We believe the most successful businesses are often the ones most open to suggestion. So, our members have a wealth of knowledge here and sharing best practice will help to steer many businesses on the right course.

By having recourse to members who have undergone the same process down the years, the knowledge sharing process will help firms to avoid easily remedied scenarios.

In this way, our aim is to help all members achieve long-term and sustainable growth.

The Advisory Board has therefore adopted this dual focus – one for addressing Apprenticeships and the other for looking at potential fissures in the boardroom.



Apprenticeships are the traditional means employed by manufacturers to develop their next generation workforces.
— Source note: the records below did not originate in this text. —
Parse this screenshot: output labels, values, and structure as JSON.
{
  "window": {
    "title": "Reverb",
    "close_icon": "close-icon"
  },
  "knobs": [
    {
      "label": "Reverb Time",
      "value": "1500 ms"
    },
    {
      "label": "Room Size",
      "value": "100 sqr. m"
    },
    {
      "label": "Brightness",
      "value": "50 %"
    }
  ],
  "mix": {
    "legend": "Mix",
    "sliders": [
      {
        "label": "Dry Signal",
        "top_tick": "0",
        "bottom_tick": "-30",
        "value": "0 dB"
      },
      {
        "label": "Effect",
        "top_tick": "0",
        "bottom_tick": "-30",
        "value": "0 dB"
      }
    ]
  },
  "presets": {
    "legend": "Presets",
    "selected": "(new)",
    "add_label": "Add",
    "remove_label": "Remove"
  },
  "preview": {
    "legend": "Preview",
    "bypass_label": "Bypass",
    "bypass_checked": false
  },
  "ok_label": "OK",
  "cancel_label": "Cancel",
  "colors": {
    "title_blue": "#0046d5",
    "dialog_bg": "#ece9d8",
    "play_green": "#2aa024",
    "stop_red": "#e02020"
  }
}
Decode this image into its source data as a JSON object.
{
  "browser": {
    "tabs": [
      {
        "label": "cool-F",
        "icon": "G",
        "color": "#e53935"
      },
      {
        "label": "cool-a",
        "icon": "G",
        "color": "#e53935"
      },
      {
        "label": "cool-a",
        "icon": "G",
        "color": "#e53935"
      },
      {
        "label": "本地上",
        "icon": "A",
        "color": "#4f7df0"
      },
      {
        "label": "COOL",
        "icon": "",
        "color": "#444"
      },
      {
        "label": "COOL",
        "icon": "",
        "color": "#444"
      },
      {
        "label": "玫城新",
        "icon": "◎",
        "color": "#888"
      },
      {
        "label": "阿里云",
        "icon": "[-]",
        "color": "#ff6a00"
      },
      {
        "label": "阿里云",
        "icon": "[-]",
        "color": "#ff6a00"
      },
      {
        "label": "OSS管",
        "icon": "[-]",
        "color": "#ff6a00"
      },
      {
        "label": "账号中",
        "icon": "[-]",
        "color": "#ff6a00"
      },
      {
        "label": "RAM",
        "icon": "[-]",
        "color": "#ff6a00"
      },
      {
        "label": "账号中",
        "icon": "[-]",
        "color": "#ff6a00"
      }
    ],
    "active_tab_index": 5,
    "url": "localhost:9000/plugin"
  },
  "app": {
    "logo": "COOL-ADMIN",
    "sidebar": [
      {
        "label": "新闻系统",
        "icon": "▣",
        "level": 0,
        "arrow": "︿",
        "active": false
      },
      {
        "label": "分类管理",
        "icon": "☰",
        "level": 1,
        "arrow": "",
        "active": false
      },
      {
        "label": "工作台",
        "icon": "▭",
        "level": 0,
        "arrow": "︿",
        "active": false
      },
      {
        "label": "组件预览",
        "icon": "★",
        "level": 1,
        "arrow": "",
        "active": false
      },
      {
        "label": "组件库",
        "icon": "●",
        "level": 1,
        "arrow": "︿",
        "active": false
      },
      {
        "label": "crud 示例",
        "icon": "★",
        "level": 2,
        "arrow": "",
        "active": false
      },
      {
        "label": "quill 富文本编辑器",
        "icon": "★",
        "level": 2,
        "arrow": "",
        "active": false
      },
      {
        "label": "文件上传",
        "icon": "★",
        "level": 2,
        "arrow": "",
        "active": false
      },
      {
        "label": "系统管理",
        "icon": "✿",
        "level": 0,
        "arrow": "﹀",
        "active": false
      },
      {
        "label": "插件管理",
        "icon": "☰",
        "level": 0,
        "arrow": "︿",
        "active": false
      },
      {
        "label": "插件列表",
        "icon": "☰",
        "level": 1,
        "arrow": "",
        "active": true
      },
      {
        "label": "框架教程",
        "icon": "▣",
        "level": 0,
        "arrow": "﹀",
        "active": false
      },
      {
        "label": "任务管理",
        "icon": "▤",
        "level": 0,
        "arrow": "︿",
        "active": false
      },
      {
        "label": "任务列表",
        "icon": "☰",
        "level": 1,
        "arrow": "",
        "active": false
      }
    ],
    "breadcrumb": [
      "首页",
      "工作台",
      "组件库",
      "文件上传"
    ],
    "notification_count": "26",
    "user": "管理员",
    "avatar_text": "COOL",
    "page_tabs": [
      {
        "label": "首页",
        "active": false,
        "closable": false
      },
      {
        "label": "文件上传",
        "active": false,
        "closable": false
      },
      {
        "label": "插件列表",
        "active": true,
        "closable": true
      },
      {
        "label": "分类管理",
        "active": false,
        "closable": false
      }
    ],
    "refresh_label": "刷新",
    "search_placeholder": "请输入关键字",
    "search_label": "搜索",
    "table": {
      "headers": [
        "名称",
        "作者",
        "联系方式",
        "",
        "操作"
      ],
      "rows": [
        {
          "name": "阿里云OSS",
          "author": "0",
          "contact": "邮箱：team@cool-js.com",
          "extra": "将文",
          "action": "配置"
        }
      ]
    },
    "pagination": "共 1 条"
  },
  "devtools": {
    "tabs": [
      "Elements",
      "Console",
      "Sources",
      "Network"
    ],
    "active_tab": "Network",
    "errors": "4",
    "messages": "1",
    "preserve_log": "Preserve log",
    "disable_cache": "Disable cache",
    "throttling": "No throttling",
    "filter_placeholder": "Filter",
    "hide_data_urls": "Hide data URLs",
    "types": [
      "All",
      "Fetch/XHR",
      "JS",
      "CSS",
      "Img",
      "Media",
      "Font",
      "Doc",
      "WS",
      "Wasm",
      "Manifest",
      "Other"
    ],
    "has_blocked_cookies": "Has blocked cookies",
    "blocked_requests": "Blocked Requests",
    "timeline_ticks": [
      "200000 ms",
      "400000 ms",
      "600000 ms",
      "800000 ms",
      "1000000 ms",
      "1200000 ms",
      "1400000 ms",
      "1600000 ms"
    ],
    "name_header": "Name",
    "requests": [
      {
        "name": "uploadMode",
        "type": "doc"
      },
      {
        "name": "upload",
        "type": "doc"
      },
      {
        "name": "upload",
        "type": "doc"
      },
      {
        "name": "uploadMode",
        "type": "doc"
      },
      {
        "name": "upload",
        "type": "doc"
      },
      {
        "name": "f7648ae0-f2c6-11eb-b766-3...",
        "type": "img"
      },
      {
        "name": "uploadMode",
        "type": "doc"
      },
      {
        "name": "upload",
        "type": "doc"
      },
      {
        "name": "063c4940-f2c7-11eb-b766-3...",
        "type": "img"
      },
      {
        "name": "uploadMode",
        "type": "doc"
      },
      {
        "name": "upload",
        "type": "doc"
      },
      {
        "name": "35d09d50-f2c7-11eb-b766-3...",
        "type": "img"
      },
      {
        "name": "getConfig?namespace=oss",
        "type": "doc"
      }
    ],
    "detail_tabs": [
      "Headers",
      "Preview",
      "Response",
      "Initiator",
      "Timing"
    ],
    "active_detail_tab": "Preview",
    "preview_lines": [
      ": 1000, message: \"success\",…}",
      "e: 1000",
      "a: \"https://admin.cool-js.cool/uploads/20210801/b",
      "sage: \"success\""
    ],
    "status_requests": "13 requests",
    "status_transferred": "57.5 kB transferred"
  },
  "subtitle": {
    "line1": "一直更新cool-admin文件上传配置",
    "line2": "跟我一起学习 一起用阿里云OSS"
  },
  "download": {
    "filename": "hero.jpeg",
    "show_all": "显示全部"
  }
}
But there are many questions to be answered.

Such as, is the traditional approach still the best or should other options towards training be explored?

Is the industry doing enough to encourage and nurture young talent? Do we have to try and encourage youngsters at an earlier age – should we be trying to engage children at primary school level?

Are schools doing enough to encourage young people to see manufacturing as a viable career?

Should manufacturers be aligning themselves more closely to schools and colleges in the hope they can attract their brightest talent into industry?

Is the Apprenticeship Levy a help or a hindrance?

These are all questions which are being posed to our board members so they can shape a  unified skills policy.

Ultimately this won’t just be for the benefit of Made In members. It is our goal that these findings help to shape policy at the highest level because only by getting these issues discussed at the highest level can we hope to affect meaningful change.